From the Moveable Type chuck-pearson.org blog, February 24, 2009; edited to fix linkrot.
With a hat tip to Miz Richardson (who I’d link if she had web space to link to, apart from a Facebook page), an essay by Martin Schwarz in the Journal of Cell Science with one of the most impressive titles ever in academia.
And the article’s just as good, too. In fact, Nicole forwarded it along to me because we’d had so many conversations that plowed exactly the same ground. To wit:
For almost all of us, one of the reasons that we liked science in high school and college is that we were good at it. That can’t be the only reason – fascination with understanding the physical world and an emotional need to discover new things has to enter into it too. But high-school and college science means taking courses, and doing well in courses means getting the right answers on tests. If you know those answers, you do well and get to feel smart.
A Ph.D., in which you have to do a research project, is a whole different thing. For me, it was a daunting task. How could I possibly frame the questions that would lead to significant discoveries; design and interpret an experiment so that the conclusions were absolutely convincing; foresee difficulties and see ways around them, or, failing that, solve them when they occurred? My Ph.D. project was somewhat interdisciplinary and, for a while, whenever I ran into a problem, I pestered the faculty in my department who were experts in the various disciplines that I needed. I remember the day when Henry Taube (who won the Nobel Prize two years later) told me he didn’t know how to solve the problem I was having in his area. I was a third-year graduate student and I figured that Taube knew about 1000 times more than I did (conservative estimate). If he didn’t have the answer, nobody did.
That’s when it hit me: nobody did. That’s why it was a research problem. And being my research problem, it was up to me to solve. Once I faced that fact, I solved the problem in a couple of days. (It wasn’t really very hard; I just had to try a few things.) The crucial lesson was that the scope of things I didn’t know wasn’t merely vast; it was, for all practical purposes, infinite. That realization, instead of being discouraging, was liberating. If our ignorance is infinite, the only possible course of action is to muddle through as best we can.
I may be projecting, but I think one of the things that occurred to Nicole as she read that was an exchange I frequently have with students even now:
Student: Oh, my word, I completely should have known that. I feel so stupid.

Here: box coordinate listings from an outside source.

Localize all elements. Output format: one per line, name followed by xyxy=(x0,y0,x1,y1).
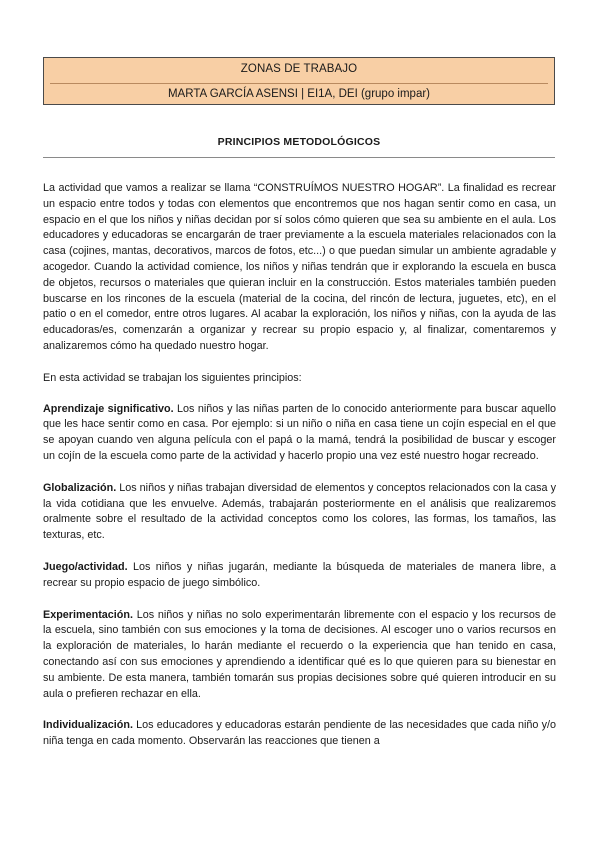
principle-paragraph xyxy=(43,402,556,465)
principle-term: Globalización. xyxy=(43,481,117,494)
principle-term: Experimentación. xyxy=(43,608,134,621)
header-title: ZONAS DE TRABAJO xyxy=(240,63,358,75)
principle-paragraph xyxy=(43,560,556,592)
principle-term: Juego/actividad. xyxy=(43,560,128,573)
intro-paragraph: La actividad que vamos a realizar se llama “CONSTRUÍMOS NUESTRO HOGAR”. La finalidad es recrear un espacio entre todos y todas con elementos que encontremos que nos hagan sentir como en casa, un espacio en el que los niños y niñas decidan por sí solos cómo quieren que sea su ambiente en el aula. Los educadores y educadoras se encargarán de traer previamente a la escuela materiales relacionados con la casa (cojines, mantas, decorativos, marcos de fotos, etc...) o que puedan simular un ambiente agradable y acogedor. Cuando la actividad comience, los niños y niñas tendrán que ir explorando la escuela en busca de objetos, recursos o materiales que quieran incluir en la construcción. Estos materiales también pueden buscarse en los rincones de la escuela (material de la cocina, del rincón de lectura, juguetes, etc), en el patio o en el comedor, entre otros lugares. Al acabar la exploración, los niños y niñas, con la ayuda de las educadoras/es, comenzarán a organizar y recrear su propio espacio y, al finalizar, comentaremos y analizaremos cómo ha quedado nuestro hogar. xyxy=(43,182,556,352)
principle-text: Los niños y niñas trabajan diversidad de elementos y conceptos relacionados con la casa y la vida cotidiana que les envuelve. Además, trabajarán posteriormente en el análisis que realizaremos oralmente sobre el resultado de la actividad conceptos como los colores, las formas, los tamaños, las texturas, etc. xyxy=(43,481,556,542)
section-divider xyxy=(43,157,555,158)
principle-term: Aprendizaje significativo. xyxy=(43,402,174,415)
section-heading: PRINCIPIOS METODOLÓGICOS xyxy=(217,136,381,148)
principle-term: Individualización. xyxy=(43,719,133,732)
principles-intro: En esta actividad se trabajan los siguientes principios: xyxy=(43,371,302,384)
principle-text: Los educadores y educadoras estarán pendiente de las necesidades que cada niño y/o niña tenga en cada momento. Observarán las reacciones que tienen a xyxy=(43,719,556,748)
principle-text: Los niños y las niñas parten de lo conocido anteriormente para buscar aquello que les hace sentir como en casa. Por ejemplo: si un niño o niña en casa tiene un cojín especial en el que se apoyan cuando ven alguna película con el papá o la mamá, tendrá la posibilidad de buscar y escoger un cojín de la escuela como parte de la actividad y hacerlo propio una vez esté nuestro hogar recreado. xyxy=(43,402,556,462)
principle-paragraph xyxy=(43,608,556,703)
document-body xyxy=(43,181,556,766)
header-divider xyxy=(50,83,548,84)
principle-paragraph xyxy=(43,481,556,544)
principle-paragraph xyxy=(43,718,556,750)
principle-text: Los niños y niñas no solo experimentarán libremente con el espacio y los recursos de la escuela, sino también con sus emociones y la toma de decisiones. Al escoger uno o varios recursos en la exploración de materiales, lo harán mediante el recuerdo o la experiencia que han tenido en casa, conectando así con sus emociones y aprendiendo a identificar qué es lo que quieren para su bienestar en su ambiente. De esta manera, también tomarán sus propias decisiones sobre qué quieren introducir en su aula o prefieren rechazar en ella. xyxy=(43,608,556,700)
header-subtitle: MARTA GARCÍA ASENSI | EI1A, DEI (grupo impar) xyxy=(167,88,431,100)
document-header xyxy=(43,57,555,105)
principle-text: Los niños y niñas jugarán, mediante la búsqueda de materiales de manera libre, a recrear su propio espacio de juego simbólico. xyxy=(43,560,556,589)
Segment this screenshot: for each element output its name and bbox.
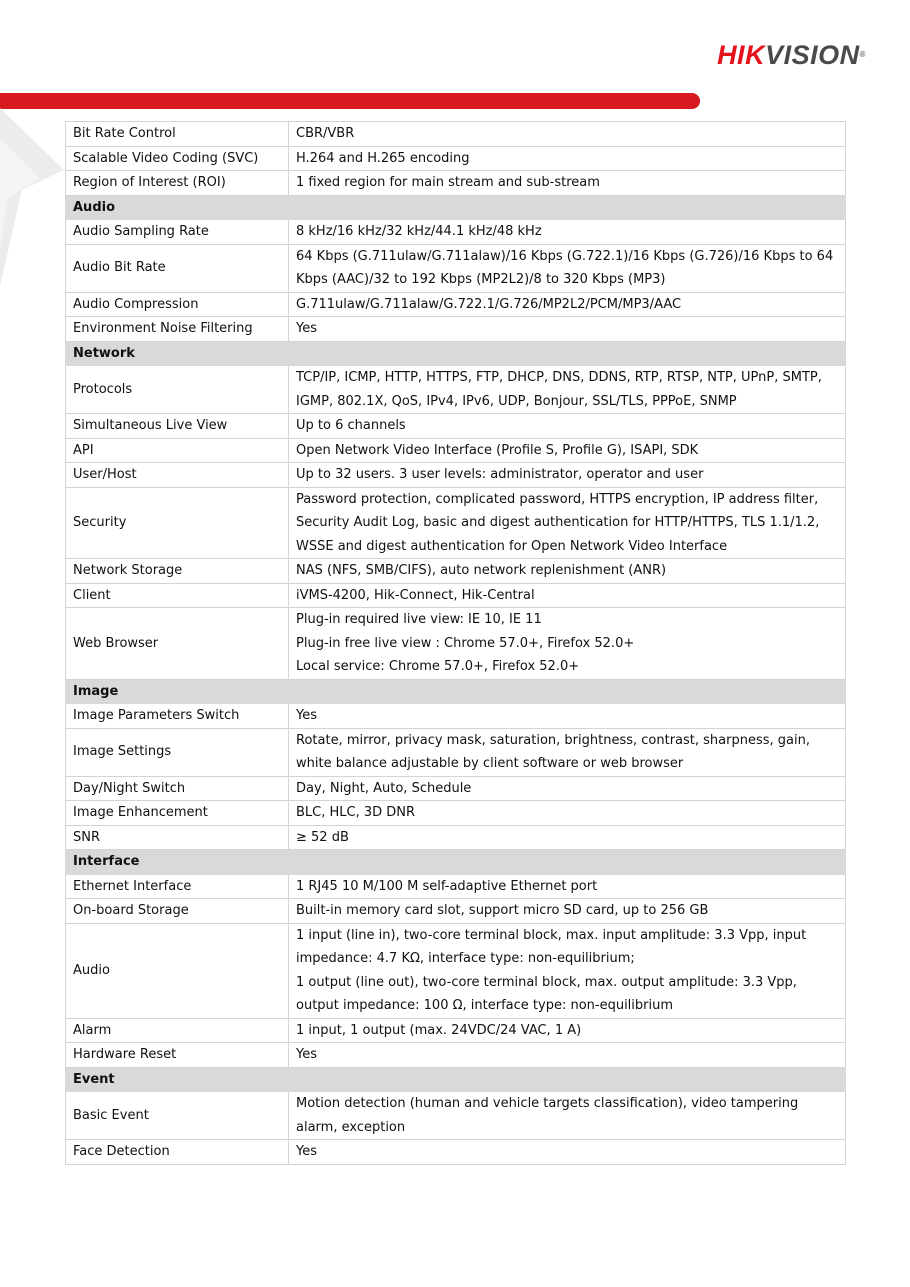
spec-row [66,559,846,584]
spec-value-line: Plug-in free live view : Chrome 57.0+, Firefox 52.0+ [296,635,635,651]
spec-value-line: 1 input, 1 output (max. 24VDC/24 VAC, 1 A) [296,1022,582,1038]
spec-value [289,1018,846,1043]
spec-row [66,463,846,488]
spec-row [66,171,846,196]
spec-value [289,801,846,826]
spec-value-line: 1 input (line in), two-core terminal block, max. input amplitude: 3.3 Vpp, input impedance: 4.7 KΩ, interface type: non-equilibrium; [296,927,807,966]
spec-label: Image Parameters Switch [66,704,289,729]
spec-value [289,608,846,680]
section-title: Interface [66,850,846,875]
spec-label: Audio [66,923,289,1018]
spec-label: Bit Rate Control [66,122,289,147]
spec-value-line: Password protection, complicated password, HTTPS encryption, IP address filter, Security Audit Log, basic and digest authentication for HTTP/HTTPS, TLS 1.1/1.2, WSSE and digest authentication for Open Network Video Interface [296,491,820,554]
spec-row [66,146,846,171]
spec-label: Alarm [66,1018,289,1043]
spec-value-line: ≥ 52 dB [296,829,349,845]
spec-label: Region of Interest (ROI) [66,171,289,196]
spec-row [66,438,846,463]
spec-label: Audio Sampling Rate [66,220,289,245]
section-title: Image [66,679,846,704]
spec-value-line: NAS (NFS, SMB/CIFS), auto network replenishment (ANR) [296,563,667,578]
spec-row [66,366,846,414]
logo-part-gray: VISION [765,40,860,70]
spec-label: Audio Compression [66,292,289,317]
spec-value-line: Built-in memory card slot, support micro SD card, up to 256 GB [296,903,709,918]
spec-row [66,1140,846,1165]
spec-value [289,899,846,924]
spec-label: Client [66,583,289,608]
spec-value [289,292,846,317]
spec-label: Security [66,487,289,559]
spec-value-line: Yes [296,321,317,336]
spec-value-line: Yes [296,1144,317,1159]
logo-part-red: HIK [717,40,766,70]
spec-label: Hardware Reset [66,1043,289,1068]
specification-table [65,121,846,1165]
spec-value [289,583,846,608]
spec-value-line: Yes [296,708,317,723]
spec-value-line: Rotate, mirror, privacy mask, saturation, brightness, contrast, sharpness, gain, white balance adjustable by client software or web browser [296,732,810,771]
spec-value-line: Plug-in required live view: IE 10, IE 11 [296,612,542,627]
spec-label: Web Browser [66,608,289,680]
section-header-row [66,1067,846,1092]
watermark-star-shape [0,108,70,298]
spec-label: Environment Noise Filtering [66,317,289,342]
spec-label: Network Storage [66,559,289,584]
spec-value [289,220,846,245]
registered-mark: ® [859,50,866,59]
spec-value-line: Yes [296,1047,317,1062]
section-header-row [66,195,846,220]
spec-row [66,923,846,1018]
spec-value [289,1140,846,1165]
spec-value-line: Open Network Video Interface (Profile S, Profile G), ISAPI, SDK [296,442,699,458]
spec-value [289,487,846,559]
spec-label: On-board Storage [66,899,289,924]
section-header-row [66,850,846,875]
spec-label: API [66,438,289,463]
spec-row [66,801,846,826]
spec-value [289,728,846,776]
spec-value-line: 64 Kbps (G.711ulaw/G.711alaw)/16 Kbps (G.722.1)/16 Kbps (G.726)/16 Kbps to 64 Kbps (AAC)/32 to 192 Kbps (MP2L2)/8 to 320 Kbps (MP3) [296,248,834,287]
section-header-row [66,679,846,704]
spec-value [289,704,846,729]
spec-row [66,244,846,292]
spec-value [289,414,846,439]
spec-row [66,704,846,729]
spec-row [66,220,846,245]
spec-value-line: 1 RJ45 10 M/100 M self-adaptive Ethernet port [296,878,598,894]
spec-value-line: 1 output (line out), two-core terminal block, max. output amplitude: 3.3 Vpp, output impedance: 100 Ω, interface type: non-equilibrium [296,974,797,1013]
spec-row [66,317,846,342]
header-red-bar [0,93,700,109]
spec-row [66,608,846,680]
spec-value [289,923,846,1018]
spec-label: User/Host [66,463,289,488]
spec-row [66,899,846,924]
spec-label: Audio Bit Rate [66,244,289,292]
spec-value [289,1043,846,1068]
spec-label: Face Detection [66,1140,289,1165]
hikvision-logo [717,40,866,70]
spec-label: Simultaneous Live View [66,414,289,439]
spec-value-line: TCP/IP, ICMP, HTTP, HTTPS, FTP, DHCP, DNS, DDNS, RTP, RTSP, NTP, UPnP, SMTP, IGMP, 802.1X, QoS, IPv4, IPv6, UDP, Bonjour, SSL/TLS, PPPoE, SNMP [296,370,822,409]
spec-row [66,487,846,559]
spec-value-line: H.264 and H.265 encoding [296,150,470,166]
spec-value-line: Day, Night, Auto, Schedule [296,780,472,796]
spec-value-line: Local service: Chrome 57.0+, Firefox 52.0+ [296,659,580,674]
spec-value-line: Up to 6 channels [296,418,406,433]
spec-value [289,171,846,196]
section-title: Network [66,341,846,366]
spec-row [66,1043,846,1068]
spec-row [66,583,846,608]
spec-label: Basic Event [66,1092,289,1140]
spec-value [289,874,846,899]
spec-label: Day/Night Switch [66,776,289,801]
spec-row [66,122,846,147]
spec-value [289,1092,846,1140]
spec-label: SNR [66,825,289,850]
spec-value-line: iVMS-4200, Hik-Connect, Hik-Central [296,587,535,603]
spec-value [289,438,846,463]
spec-label: Image Settings [66,728,289,776]
section-header-row [66,341,846,366]
spec-value [289,559,846,584]
spec-value [289,776,846,801]
spec-row [66,292,846,317]
spec-value [289,146,846,171]
spec-row [66,1018,846,1043]
spec-row [66,414,846,439]
spec-row [66,728,846,776]
spec-row [66,874,846,899]
spec-value-line: 8 kHz/16 kHz/32 kHz/44.1 kHz/48 kHz [296,224,542,239]
spec-label: Ethernet Interface [66,874,289,899]
spec-label: Image Enhancement [66,801,289,826]
spec-value [289,366,846,414]
spec-value-line: 1 fixed region for main stream and sub-stream [296,175,600,190]
spec-value-line: BLC, HLC, 3D DNR [296,805,416,820]
spec-value [289,244,846,292]
spec-row [66,776,846,801]
spec-value-line: Up to 32 users. 3 user levels: administrator, operator and user [296,467,704,482]
spec-label: Protocols [66,366,289,414]
spec-value [289,463,846,488]
spec-value-line: Motion detection (human and vehicle targets classification), video tampering alarm, exception [296,1096,799,1135]
spec-value-line: G.711ulaw/G.711alaw/G.722.1/G.726/MP2L2/PCM/MP3/AAC [296,296,682,312]
spec-value [289,825,846,850]
section-title: Audio [66,195,846,220]
section-title: Event [66,1067,846,1092]
spec-row [66,825,846,850]
spec-value [289,317,846,342]
spec-value [289,122,846,147]
spec-label: Scalable Video Coding (SVC) [66,146,289,171]
spec-value-line: CBR/VBR [296,126,355,141]
spec-row [66,1092,846,1140]
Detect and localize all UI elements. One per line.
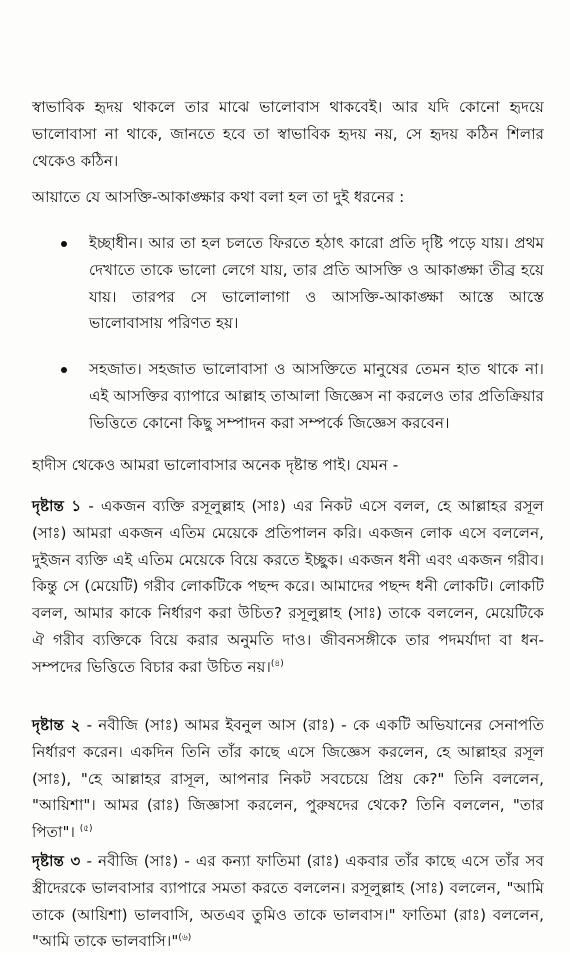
example-3-text: - নবীজি (সাঃ) - এর কন্যা ফাতিমা (রাঃ) একবার তাঁর কাছে এসে তাঁর সব স্ত্রীদেরকে ভালবাসার ব্যাপারে সমতা করতে বললেন। রসূলুল্লাহ (সাঃ) বললেন, "আমি তাকে (আয়িশা) ভালবাসি, অতএব তুমিও তাকে ভালবাস।" ফাতিমা (রাঃ) বললেন, "আমি তাকে ভালবাসি।"	[32, 852, 544, 951]
example-2-label: দৃষ্টান্ত ২	[32, 716, 81, 734]
bullet-icon	[61, 367, 67, 373]
example-1-text: - একজন ব্যক্তি রসূলুল্লাহ (সাঃ) এর নিকট এসে বলল, হে আল্লাহর রসূল (সাঃ) আমরা একজন এতিম মেয়েকে প্রতিপালন করি। একজন লোক এসে বললেন, দুইজন ব্যক্তি এই এতিম মেয়েকে বিয়ে করতে ইচ্ছুক। একজন ধনী এবং একজন গরীব। কিন্তু সে (মেয়েটি) গরীব লোকটিকে পছন্দ করে। আমাদের পছন্দ ধনী লোকটি। লোকটি বলল, আমার কাকে নির্ধারণ করা উচিত? রসূলুল্লাহ (সাঃ) তাকে বললেন, মেয়েটিকে ঐ গরীব ব্যক্তিকে বিয়ে করার অনুমতি দাও। জীবনসঙ্গীকে তার পদমর্যাদা বা ধন-সম্পদের ভিত্তিতে বিচার করা উচিত নয়।	[32, 497, 544, 676]
list-item	[32, 230, 544, 337]
example-2-paragraph	[32, 712, 544, 846]
types-intro-text: আয়াতে যে আসক্তি-আকাঙ্ক্ষার কথা বলা হল তা দুই ধরনের :	[32, 188, 405, 206]
example-3-paragraph	[32, 848, 544, 955]
list-item	[32, 356, 544, 436]
example-2-citation: (৫)	[79, 824, 93, 835]
types-list	[32, 230, 544, 456]
example-3-citation: (৬)	[178, 933, 192, 944]
bullet-text: সহজাত। সহজাত ভালোবাসা ও আসক্তিতে মানুষের তেমন হাত থাকে না। এই আসক্তির ব্যাপারে আল্লাহ তাআলা জিজ্ঞেস না করলেও তার প্রতিক্রিয়ার ভিত্তিতে কোনো কিছু সম্পাদন করা সম্পর্কে জিজ্ঞেস করবেন।	[89, 360, 544, 432]
bullet-text: ইচ্ছাধীন। আর তা হল চলতে ফিরতে হঠাৎ কারো প্রতি দৃষ্টি পড়ে যায়। প্রথম দেখাতে তাকে ভালো লেগে যায়, তার প্রতি আসক্তি ও আকাঙ্ক্ষা তীব্র হয়ে যায়। তারপর সে ভালোলাগা ও আসক্তি-আকাঙ্ক্ষা আস্তে আস্তে ভালোবাসায় পরিণত হয়।	[89, 234, 544, 333]
example-1-paragraph	[32, 493, 544, 681]
hadith-intro-paragraph	[32, 452, 544, 479]
intro-text: স্বাভাবিক হৃদয় থাকলে তার মাঝে ভালোবাস থাকবেই। আর যদি কোনো হৃদয়ে ভালোবাসা না থাকে, জানতে হবে তা স্বাভাবিক হৃদয় নয়, সে হৃদয় কঠিন শিলার থেকেও কঠিন।	[32, 98, 544, 170]
example-1-label: দৃষ্টান্ত ১	[32, 497, 82, 515]
intro-paragraph	[32, 94, 544, 174]
example-2-text: - নবীজি (সাঃ) আমর ইবনুল আস (রাঃ) - কে একটি অভিযানের সেনাপতি নির্ধারণ করেন। একদিন তিনি তাঁর কাছে এসে জিজ্ঞেস করলেন, হে আল্লাহর রসূল (সাঃ), "হে আল্লাহর রাসূল, আপনার নিকট সবচেয়ে প্রিয় কে?" তিনি বললেন, "আয়িশা"। আমর (রাঃ) জিজ্ঞাসা করলেন, পুরুষদের থেকে? তিনি বললেন, "তার পিতা"।	[32, 716, 544, 842]
example-1-citation: (৪)	[270, 658, 284, 669]
types-intro-paragraph	[32, 184, 544, 211]
example-3-label: দৃষ্টান্ত ৩	[32, 852, 81, 870]
hadith-intro-text: হাদীস থেকেও আমরা ভালোবাসার অনেক দৃষ্টান্ত পাই। যেমন -	[32, 456, 399, 474]
bullet-icon	[61, 241, 67, 247]
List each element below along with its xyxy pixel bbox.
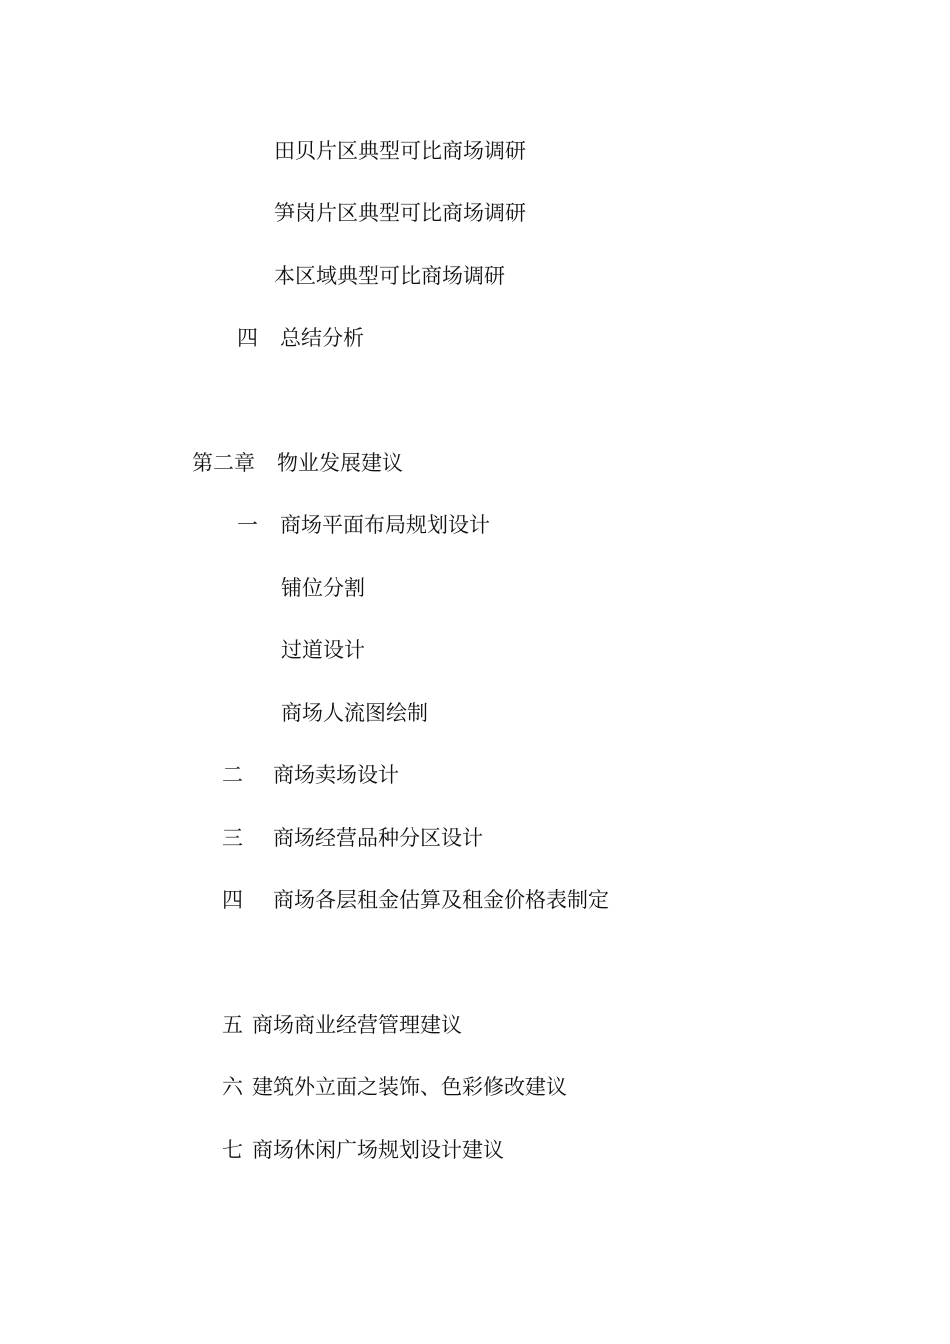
toc-section: [222, 761, 399, 789]
section-title: 商场休闲广场规划设计建议: [252, 1138, 504, 1162]
section-title: 总结分析: [280, 326, 364, 350]
section-number: 一: [237, 513, 258, 537]
toc-item: 本区域典型可比商场调研: [274, 264, 505, 288]
toc-item: 铺位分割: [281, 576, 365, 600]
section-number: 五: [222, 1013, 243, 1037]
section-title: 建筑外立面之装饰、色彩修改建议: [252, 1075, 567, 1099]
section-number: 二: [222, 763, 243, 787]
section-number: 三: [222, 826, 243, 850]
chapter-heading: [192, 449, 403, 477]
toc-section: [222, 824, 483, 852]
section-title: 商场经营品种分区设计: [273, 826, 483, 850]
toc-section: [237, 324, 364, 352]
toc-section: [222, 1136, 504, 1164]
section-title: 商场各层租金估算及租金价格表制定: [273, 888, 609, 912]
section-title: 商场平面布局规划设计: [280, 513, 490, 537]
section-title: 商场商业经营管理建议: [252, 1013, 462, 1037]
toc-section: [237, 511, 490, 539]
toc-item: 过道设计: [281, 638, 365, 662]
section-number: 四: [222, 888, 243, 912]
toc-section: [222, 1073, 567, 1101]
section-number: 四: [237, 326, 258, 350]
section-title: 商场卖场设计: [273, 763, 399, 787]
chapter-number: 第二章: [192, 451, 255, 475]
toc-item: 田贝片区典型可比商场调研: [274, 139, 526, 163]
chapter-title: 物业发展建议: [277, 451, 403, 475]
toc-item: 商场人流图绘制: [281, 701, 428, 725]
toc-section: [222, 1011, 462, 1039]
section-number: 七: [222, 1138, 243, 1162]
toc-section: [222, 886, 609, 914]
toc-item: 笋岗片区典型可比商场调研: [274, 201, 526, 225]
section-number: 六: [222, 1075, 243, 1099]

Me: I had that feeling all time as a student. It was better when I figured out what that feeling really was.
Student: What was it?
Me: Learning.
I don’t know if it came from this, but there were also several times as I was yammering with Nicole that she was asking questions that I didn’t have good answers to. At a certain point when you do science, you recognize that there’s just ALL THOSE PAPERS IN THE UNIVERSE and there’s no way on God’s green earth that you are going to be able to read them all. So you get pretty comfortable shrugging your shoulders and saying “I don’t know, why don’t you read some stuff and get back to me?” I don’t do that to be a jerk; I do that because I’d really like to know myownself, and I don’t have time to read the relevant papers on my own.
(I’d like to, but professors get a bit more on their plate than just reading all day – even the guys who do research full time have to write the big-money grant proposals to earn their keep.)
Ultimately, when you do science, you hit that realization that, to paraphrase what David Suzuki once said, you are contributing little bits of knowledge to a vast well of science information. You are an expert on those little bits; nobody knows as much about those little bits as you. But others are going to use those little bits (interpreting what you supply in their own way, which may or may not have had anything to do with what you were thinking) to generate their own bits of knowledge, which they’ll contribute to that well. Everybody is building their explanations of how this world really works in their own way, and self-doubt can overwhelm you when you see how vast and intricate the world is; but you can get through that self-doubt by realizing that, in that small realm of knowledge, you really are an expert if you’ve read it and studied it deeply enough.
Partly, reading this was a affirmation that I’m telling my charges the right things about science.
Partly, this was a reminder of the excitement I have for a large fleet of my students, preparing to go off and start developing their own knowledge and taking part of this wonderful journey.
And then there’s the realization that I’m still at the front side of one of these back-and-forths with a new colleague in science…who just so happened to be one of my first students at Shorter. We’ve got a couple of decades of these back and forths ahead of us.
And then there are all the new colleagues to come.
I’m still starting what’s going to be an amazing career.